Friday, March 19, 2010

Health Care Vote Countdown

With the health care reform 'vote' set for Sunday, the media is aflurry with headcounts naming whose on Nancy Pelosi's side and whose still undecided. There are currently 64 representatives holding out, my guess would be that they aren't really undecided but are waiting to see what kind of goodies they can pick up in the final hours in exchange for their vote. And in case you're still wondering how the 'deem and pass' strategy actually works, Todd Purdum over at Vanity Fair wrote a good piece yesterday of breaking it down.

Paul Krugman wrote a great piece today reminding Americans why passing health care reform is so important. It will be interesting to see how Democrats will recover if health care reform doesn't pass. As Paul Krugman mentions in the linked piece above, this may be the final shot at health care reform for several years.

Tuesday, March 2, 2010

Are Democrats finally getting their act together?

In the dawn of what some see as a coming GOP renaissance, the Democrats, after a tumultuous year, may be seeing a glimmer of hope for their party's prospects in this years midterm elections. The Health care bill may (actually, someday) pass, the jobs bill is moving forward, and financial reform is coming together.

President Obama will apparently be embracing ideas on tort reform and cost control in his new legislation that he will be unveiling sometime tomorrow that will take the "best" ideas from last week's health care summit.

The way forward on health care is not to make it more ambitious, which is a solid strategy the White House is employing. Speaker Pelosi only passed their more liberal version of health care reform with two votes to spare (and that includes one GOP vote that is now dissenting,) so the hope is that a more scaled down bill that costs less and even contains some GOP goodies like medical malpractice reform and major cost control measures will be enough to get 6 or 7 more moderate Democrats who had initially voted no to switch their votes. Measures like tort reform and the ability to purchase insurance plans across state lines have been in the standard Republican talking points for months, and the White House will be daring the GOP to vote against something their party has advocated for nearly 30 years.

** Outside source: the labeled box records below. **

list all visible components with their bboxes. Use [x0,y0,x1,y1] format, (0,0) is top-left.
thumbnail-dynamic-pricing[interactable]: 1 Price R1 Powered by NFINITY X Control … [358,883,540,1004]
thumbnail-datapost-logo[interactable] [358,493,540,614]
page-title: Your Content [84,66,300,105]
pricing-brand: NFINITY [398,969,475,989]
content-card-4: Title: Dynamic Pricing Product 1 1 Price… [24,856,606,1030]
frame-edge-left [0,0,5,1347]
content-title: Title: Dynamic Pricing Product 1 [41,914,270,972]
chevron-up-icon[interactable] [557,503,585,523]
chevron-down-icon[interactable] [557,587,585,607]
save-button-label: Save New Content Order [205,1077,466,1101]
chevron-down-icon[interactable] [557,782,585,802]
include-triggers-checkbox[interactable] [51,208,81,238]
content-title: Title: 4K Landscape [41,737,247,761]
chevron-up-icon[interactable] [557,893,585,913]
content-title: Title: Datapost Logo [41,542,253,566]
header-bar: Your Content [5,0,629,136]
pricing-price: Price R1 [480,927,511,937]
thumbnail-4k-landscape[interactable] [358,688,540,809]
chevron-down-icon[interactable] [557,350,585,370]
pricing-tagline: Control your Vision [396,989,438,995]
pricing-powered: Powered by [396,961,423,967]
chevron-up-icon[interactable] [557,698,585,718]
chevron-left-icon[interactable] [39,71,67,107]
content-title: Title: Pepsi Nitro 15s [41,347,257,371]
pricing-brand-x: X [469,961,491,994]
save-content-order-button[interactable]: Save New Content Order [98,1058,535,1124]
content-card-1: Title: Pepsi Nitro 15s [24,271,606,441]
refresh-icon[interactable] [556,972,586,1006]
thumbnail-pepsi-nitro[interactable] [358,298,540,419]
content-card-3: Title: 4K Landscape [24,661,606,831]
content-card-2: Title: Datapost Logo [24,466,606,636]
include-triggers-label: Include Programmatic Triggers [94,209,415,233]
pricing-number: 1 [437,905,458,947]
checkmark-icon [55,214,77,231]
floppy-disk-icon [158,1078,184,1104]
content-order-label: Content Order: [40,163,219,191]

Kentucky GOP Senator Jim Bunning, who has long been a thorn in the side of his leadership, made several of his colleagues wince yesterday when he went on a tirade to reporters asking him why he is single handedly blocking a widely popular extension of unemployment benefits, COBRA benefits, medicare reimbursements for physicians, a highway trust fund extension, and many other programs that both parties actually like. Bunning may have unwittingly blunted much of the progress and momentum his party has been enjoying recently, and his actions seem only to be perpetuating the commonly held public view that the Republican Party is needlessly jamming up the government for political gain. Senator Harry Reid could kiss him, although he himself doesn't enjoy a rosy relationship with the press, he has at least never flipped off a reporter in the halls of the US Capitol.